Oil loadings from Russia’s Black Sea ports remained stable over the weekend despite rising tensions in the area, three trading sources familiar with the ports’ operations told Reuters on Monday.
Black Sea Novorossiisk port and the nearby CPC terminal in Yuzhnaya Ozereyevka are two main oil export outlets located in the south of Russian loading some 2 million barrels per day.
Russia and Ukraine said late last week that all ships crossing the areas in the Black Sea may be considered targets after the grain deal expiry.
The Crimean Bridge was damaged after an attack last week.
The bridge linking Russia to the Crimean Peninsula, which Moscow annexed from Ukraine in 2014 is approximately 100 kilometres from Novorosiisk and Yuzhnaya Ozereevka and just 15 kilometres from the terminal in Taman – the oil products export outlet.
Meanwhile, loadings from Black Sea ports continued over the weekend in line with the schedule, according to the sources.
“Ports are operating normally,” one of the traders said.
An 80,000-tonne cargo of Urals oil loaded and sailed from Novorossiisk on tanker Flavin on July 22. Another vessel Pagos loaded 140,000 of Urals oil on July 23 and sailed on Monday.
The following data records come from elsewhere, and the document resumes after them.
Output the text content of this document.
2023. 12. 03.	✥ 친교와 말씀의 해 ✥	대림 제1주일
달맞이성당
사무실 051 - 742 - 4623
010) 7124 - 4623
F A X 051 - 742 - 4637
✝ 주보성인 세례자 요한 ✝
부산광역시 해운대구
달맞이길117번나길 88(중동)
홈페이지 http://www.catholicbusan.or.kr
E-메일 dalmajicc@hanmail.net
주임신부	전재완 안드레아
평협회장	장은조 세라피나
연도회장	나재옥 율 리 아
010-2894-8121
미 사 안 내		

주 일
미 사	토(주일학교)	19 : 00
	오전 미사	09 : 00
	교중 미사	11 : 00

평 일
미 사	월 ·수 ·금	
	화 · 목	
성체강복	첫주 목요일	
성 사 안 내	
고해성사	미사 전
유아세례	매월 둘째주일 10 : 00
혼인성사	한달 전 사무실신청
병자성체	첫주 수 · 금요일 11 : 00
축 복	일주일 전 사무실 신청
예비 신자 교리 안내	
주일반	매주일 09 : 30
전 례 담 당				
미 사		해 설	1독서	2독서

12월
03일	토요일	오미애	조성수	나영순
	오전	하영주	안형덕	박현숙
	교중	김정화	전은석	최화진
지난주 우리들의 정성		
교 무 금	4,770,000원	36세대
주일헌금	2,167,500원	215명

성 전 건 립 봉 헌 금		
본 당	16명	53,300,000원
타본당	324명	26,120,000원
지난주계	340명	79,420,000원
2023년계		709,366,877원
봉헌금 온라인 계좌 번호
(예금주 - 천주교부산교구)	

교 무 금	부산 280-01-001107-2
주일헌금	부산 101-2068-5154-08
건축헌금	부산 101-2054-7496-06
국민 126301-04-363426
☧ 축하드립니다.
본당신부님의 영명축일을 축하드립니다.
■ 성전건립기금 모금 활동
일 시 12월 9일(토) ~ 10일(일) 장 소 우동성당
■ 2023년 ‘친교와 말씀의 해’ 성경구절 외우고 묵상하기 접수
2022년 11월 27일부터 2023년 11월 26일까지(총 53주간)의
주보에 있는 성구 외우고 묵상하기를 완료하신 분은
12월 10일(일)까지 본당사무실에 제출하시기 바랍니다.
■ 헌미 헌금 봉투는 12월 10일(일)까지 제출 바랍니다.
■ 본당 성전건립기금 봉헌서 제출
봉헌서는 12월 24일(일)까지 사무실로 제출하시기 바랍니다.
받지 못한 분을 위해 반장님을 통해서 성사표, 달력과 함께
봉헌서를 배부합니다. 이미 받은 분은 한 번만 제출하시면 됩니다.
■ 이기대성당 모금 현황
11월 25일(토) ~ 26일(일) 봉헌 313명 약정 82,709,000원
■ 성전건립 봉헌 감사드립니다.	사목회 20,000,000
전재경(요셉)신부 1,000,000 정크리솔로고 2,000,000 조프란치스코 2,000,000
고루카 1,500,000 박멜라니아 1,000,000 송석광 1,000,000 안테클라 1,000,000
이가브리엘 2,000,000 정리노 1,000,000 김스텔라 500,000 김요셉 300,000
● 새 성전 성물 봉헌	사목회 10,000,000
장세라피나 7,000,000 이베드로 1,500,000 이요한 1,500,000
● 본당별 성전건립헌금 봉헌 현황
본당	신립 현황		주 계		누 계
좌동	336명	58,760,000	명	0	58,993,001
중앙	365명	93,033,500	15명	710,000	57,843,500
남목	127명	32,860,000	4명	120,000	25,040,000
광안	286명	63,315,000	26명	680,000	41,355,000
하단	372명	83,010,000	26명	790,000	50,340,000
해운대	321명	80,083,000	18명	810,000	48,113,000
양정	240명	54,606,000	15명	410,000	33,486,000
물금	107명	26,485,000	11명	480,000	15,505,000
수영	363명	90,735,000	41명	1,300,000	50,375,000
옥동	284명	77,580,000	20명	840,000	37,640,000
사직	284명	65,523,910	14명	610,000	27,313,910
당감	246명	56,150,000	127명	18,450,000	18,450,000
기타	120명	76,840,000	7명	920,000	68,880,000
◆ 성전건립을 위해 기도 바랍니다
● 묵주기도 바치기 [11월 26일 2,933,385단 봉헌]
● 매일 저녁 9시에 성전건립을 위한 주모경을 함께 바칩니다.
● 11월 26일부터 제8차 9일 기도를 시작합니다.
On the CPC terminal, two vessels Sea Voyager and Valfoglia loaded 100,000 and 93,000 tonnes of CPC blend respectively on July 22-23.
Freight rates were broadly stable, sources said, claiming that market participants didn’t believe Russia or Ukraine may actually sabotage loadings from their ports as southern outlets are critical for trade between both countries.
One of the sources said there was a possibility shipping companies may ask for a higher premium due to the rising risks of operating in the Black Sea, but it has yet to be discussed.